Daily Archives: July 8, 2011

Bolivian Economics 101, updated

1. Important signal was sent to the Latin American community of nations, as well as to the international cooperating agencies. Government has decided to comply with the Inter American Development Bank (IADB – BID in Spanish, www.iadb.org) requirement to increase its shares to continue to benefit from its services. An estimated $14.7MM will be disbursed over the next five years to meet Bolivia’s obligation as shareholder.


2. During 2010, Bolivian imports are expected to increase by at least one billion dollars, as compared with last year’s. As reported by the Bolivian Institute for Foreign Commerce (IBCE). As of May this year, imports total $2,628MM; total imports for 2010, were $5,300MM.


This record import figures, makes us more vulnerable to the economic cycles elsewhere. In addition, the current exchange rate from Bolivianos to US Dollars continues to “appreciate” our currency but makes us more vulnerable and non-competitive at the time we intend to export.

3. Gasoline stations were facing problems with the government. The latter has been closing down (cancelling their operating licenses) a few stations because they failed to issue legal invoices for their sales. Asosur, as the main organization for these stations, has met and decide not to go on strike for now. Asosur has decided to adjust the way they issue their invoices and will seek Human Rights and international organizations’ support for their cause. Another conflict relied on the newly signed contract for four-year operations, which some affiliates say they were forced to sign.


Conflict between Asosur and the government started when gas stations that were near international borders were accused of allowing contraband of gasoline and diesel. Bolivian gas/diesel prices are subsidized and considerably higher to our neighbors. As of today there are a handful of stations being closed down because they did not give official invoices, last one in Santa Cruz was because the employee forgot to give a n invoice for Bs20, less than three dollars. Last night, during PAT’s news program, around 20:25 they showed a public gas station in La Paz (owned and operated by YPFB) selling gasoline without giving any invoice. YPFB is the Bolivian State owned company that aims at “recuperating” most of the gas stations nationwide. It is double standard by the government, as they do audits and are very severe with private sector, but neglect to do with public operated gas stations.

4. Sugar prices: while the government assures that the price and sugar supply for local markets is not a problem. Sugar is found in the markets only by pounds and at a higher price, not Bs3.00 but Bs3.50, as reported by Pagina Siete for La Paz markets. There are some Government officials that persist on accusing speculation and lack of municipal control. Vice minister Victor Hugo Vasquez, considers that the national government should continue to monitor and control producers and municipalities should control market prices. He said there is no reason to have such increment in prices. He assured that this year’s sugar supply will be larger this year, given the credits granted to the sugar cane producers. Government also imported sugar to satisfy the demand.

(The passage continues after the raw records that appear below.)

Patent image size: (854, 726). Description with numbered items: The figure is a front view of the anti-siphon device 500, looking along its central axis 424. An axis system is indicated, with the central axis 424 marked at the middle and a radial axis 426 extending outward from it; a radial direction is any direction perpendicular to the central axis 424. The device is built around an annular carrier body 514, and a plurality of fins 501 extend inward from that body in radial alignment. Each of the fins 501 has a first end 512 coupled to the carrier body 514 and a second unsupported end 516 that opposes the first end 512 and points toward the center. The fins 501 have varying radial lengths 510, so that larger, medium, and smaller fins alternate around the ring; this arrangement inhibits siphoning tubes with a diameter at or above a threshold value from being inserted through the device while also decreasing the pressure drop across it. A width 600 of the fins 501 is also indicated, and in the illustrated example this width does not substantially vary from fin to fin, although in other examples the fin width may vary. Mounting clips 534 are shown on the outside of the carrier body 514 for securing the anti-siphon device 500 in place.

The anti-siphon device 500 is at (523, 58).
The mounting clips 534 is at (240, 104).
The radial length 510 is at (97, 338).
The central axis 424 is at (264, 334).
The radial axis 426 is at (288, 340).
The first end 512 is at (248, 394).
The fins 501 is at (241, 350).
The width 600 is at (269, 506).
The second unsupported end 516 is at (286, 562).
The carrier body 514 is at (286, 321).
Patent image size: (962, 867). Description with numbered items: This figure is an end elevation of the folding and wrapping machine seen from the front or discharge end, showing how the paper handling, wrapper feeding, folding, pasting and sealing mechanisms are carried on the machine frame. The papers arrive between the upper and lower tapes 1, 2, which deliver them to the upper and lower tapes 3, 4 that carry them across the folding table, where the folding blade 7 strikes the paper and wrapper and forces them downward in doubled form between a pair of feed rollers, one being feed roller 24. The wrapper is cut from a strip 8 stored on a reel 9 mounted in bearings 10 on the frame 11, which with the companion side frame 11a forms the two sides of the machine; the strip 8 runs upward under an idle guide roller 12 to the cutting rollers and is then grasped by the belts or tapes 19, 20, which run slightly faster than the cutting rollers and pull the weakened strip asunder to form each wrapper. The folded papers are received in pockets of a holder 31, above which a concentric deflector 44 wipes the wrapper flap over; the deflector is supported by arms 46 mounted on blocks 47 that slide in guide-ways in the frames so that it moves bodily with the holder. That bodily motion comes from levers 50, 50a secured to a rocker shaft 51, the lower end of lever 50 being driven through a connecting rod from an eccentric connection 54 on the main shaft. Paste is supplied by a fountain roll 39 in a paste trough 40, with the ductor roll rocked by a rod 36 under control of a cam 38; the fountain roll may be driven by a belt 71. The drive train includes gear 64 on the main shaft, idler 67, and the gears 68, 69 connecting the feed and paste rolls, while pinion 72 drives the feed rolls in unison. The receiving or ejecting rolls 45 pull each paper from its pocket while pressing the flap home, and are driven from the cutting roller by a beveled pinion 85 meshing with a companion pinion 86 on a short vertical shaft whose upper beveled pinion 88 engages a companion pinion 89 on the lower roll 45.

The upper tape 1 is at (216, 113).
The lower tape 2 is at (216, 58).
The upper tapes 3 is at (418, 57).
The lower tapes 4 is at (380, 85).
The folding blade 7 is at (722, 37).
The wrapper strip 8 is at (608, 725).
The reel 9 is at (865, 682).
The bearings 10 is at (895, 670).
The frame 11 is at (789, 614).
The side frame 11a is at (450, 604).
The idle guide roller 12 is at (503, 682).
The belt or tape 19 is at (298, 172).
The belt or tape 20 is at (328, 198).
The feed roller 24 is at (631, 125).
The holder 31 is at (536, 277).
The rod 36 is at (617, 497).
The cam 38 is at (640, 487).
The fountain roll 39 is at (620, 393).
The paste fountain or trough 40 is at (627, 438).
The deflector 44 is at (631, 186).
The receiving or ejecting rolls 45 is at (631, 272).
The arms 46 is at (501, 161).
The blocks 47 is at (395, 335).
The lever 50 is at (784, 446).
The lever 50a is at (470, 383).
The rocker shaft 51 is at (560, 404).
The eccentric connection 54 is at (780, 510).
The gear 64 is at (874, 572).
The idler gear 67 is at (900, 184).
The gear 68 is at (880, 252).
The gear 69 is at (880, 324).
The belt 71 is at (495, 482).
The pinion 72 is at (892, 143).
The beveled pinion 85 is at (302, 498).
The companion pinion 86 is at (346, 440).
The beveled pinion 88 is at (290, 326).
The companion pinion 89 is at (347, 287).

In the meantime price at retailer level is higher than expected and also sold only by pounds. Larger, normal quantities of sugar are disappearing from the marketplace (kilo / “quintal”). Adam Smith’s “invisible hand” continues to operate the economics of this world, as the sun keeps on rising from the East…

5. Poultry prices: As with point 4 above, vice minister Vasquez requested vendors to lower the price of poultry. He mentioned a study being made that established the price at the market place should be Bs14 per kilogram. Two days ago, price was already higher than that; it ranged between B16.70 and Bs17 per kilo. Earlier this year, the price per kilo was at Bs12.50. Poultry producers reasoned that cold weather and winter shorter days cause a delay in growth; plus lack of food will cause a shortage in the supply of poultry.


And again…Adam Smith’s hand is still in force.